I frowned and stepped away from her as I walked up to my door. "Do you want something?"
"I expected you to arrive fifteen minutes ago."
"Er…do I know you?"
The woman caught my door as I opened it, letting herself inside before I had a chance to protest. "Quaint, in a way," she said, looking about my entry hall.
I opened my mouth to order her out, but at the last second I recognized her voice. Wha. I hadn't recognized her with that hair, those eyes, and most importantly, that skin. She must've been the one Daud had mentioned back in my family's tavern, for she certainly wasn't from District 5.
"Lucrezia?" I uttered, my jaw agape.
Gods.

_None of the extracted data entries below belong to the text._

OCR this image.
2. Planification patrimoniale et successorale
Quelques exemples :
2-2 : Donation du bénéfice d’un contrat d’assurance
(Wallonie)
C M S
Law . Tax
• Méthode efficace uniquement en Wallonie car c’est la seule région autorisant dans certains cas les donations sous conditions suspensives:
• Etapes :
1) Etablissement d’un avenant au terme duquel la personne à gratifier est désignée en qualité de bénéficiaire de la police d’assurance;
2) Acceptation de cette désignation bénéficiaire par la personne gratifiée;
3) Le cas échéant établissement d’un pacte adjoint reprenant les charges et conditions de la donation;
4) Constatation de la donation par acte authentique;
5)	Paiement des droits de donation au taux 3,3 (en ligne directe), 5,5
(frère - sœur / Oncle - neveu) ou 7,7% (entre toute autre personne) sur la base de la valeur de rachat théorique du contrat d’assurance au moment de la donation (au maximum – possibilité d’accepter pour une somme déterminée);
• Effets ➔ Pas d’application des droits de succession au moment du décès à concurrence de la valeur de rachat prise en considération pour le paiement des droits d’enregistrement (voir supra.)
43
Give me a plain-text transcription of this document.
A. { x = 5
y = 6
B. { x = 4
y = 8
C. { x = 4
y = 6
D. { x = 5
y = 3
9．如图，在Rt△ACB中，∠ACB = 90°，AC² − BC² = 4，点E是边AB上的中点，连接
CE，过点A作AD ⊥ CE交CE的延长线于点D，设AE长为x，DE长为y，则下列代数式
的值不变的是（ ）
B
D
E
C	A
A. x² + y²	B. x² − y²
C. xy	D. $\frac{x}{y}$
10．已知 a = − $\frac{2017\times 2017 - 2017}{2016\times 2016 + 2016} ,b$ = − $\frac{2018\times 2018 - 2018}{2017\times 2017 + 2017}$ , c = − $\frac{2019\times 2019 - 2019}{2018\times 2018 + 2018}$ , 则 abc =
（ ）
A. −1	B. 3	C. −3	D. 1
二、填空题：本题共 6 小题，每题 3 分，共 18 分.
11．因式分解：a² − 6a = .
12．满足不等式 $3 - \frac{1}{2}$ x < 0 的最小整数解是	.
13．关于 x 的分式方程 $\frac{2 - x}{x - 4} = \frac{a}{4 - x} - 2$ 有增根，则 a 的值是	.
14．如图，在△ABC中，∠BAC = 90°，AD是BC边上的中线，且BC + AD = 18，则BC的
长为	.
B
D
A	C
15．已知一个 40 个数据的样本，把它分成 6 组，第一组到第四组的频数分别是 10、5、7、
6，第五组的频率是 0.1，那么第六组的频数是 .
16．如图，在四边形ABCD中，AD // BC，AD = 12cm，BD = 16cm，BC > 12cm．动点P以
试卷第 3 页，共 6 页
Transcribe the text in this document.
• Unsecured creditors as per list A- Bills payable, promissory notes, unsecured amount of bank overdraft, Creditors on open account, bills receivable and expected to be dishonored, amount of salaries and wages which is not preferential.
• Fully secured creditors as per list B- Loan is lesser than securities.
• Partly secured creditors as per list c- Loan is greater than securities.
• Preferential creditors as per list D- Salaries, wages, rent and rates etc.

Without her usual blue skin tint and navy hair, the Capitol's spymaster had looked just like anyone else. "Taurus is concerned about you keeping an eye on this district's upstarts," she said, heading for my den and plopping down on the nearest chair. "Religious zealots, so my eyes and ears tell me. All led by a priest named Pyre York. Have you met this man?"
I gaped, still awestruck by the abrupt arrival of one of the most powerful people in Panem to my house. "I – I did. A couple years ago."
Lucrezia frowned. "I assume Taurus didn't task you with your assignment a couple years ago."
"N-no."
"Then you have not met him recently. Fine. What do you have on him?"
"What? I dunno. I mean, I remember him as an old guy. Cryptic. It was a couple years ago."
Lucrezia narrowed her eyes and stood up. "Nothing I didn't know already."
"I don't – what do you want?"
She brushed past me and stopped at the door. "You'll meet me at the Hall of Justice tomorrow at ten in the morning. I already know you have no prior arrangements. We'll discuss what you'll be doing then. Don't keep me waiting."
Lucrezia left before I had a chance to say anything more. I watched her leave, staring out into the darkness, confused, wondering what I'd gotten myself into.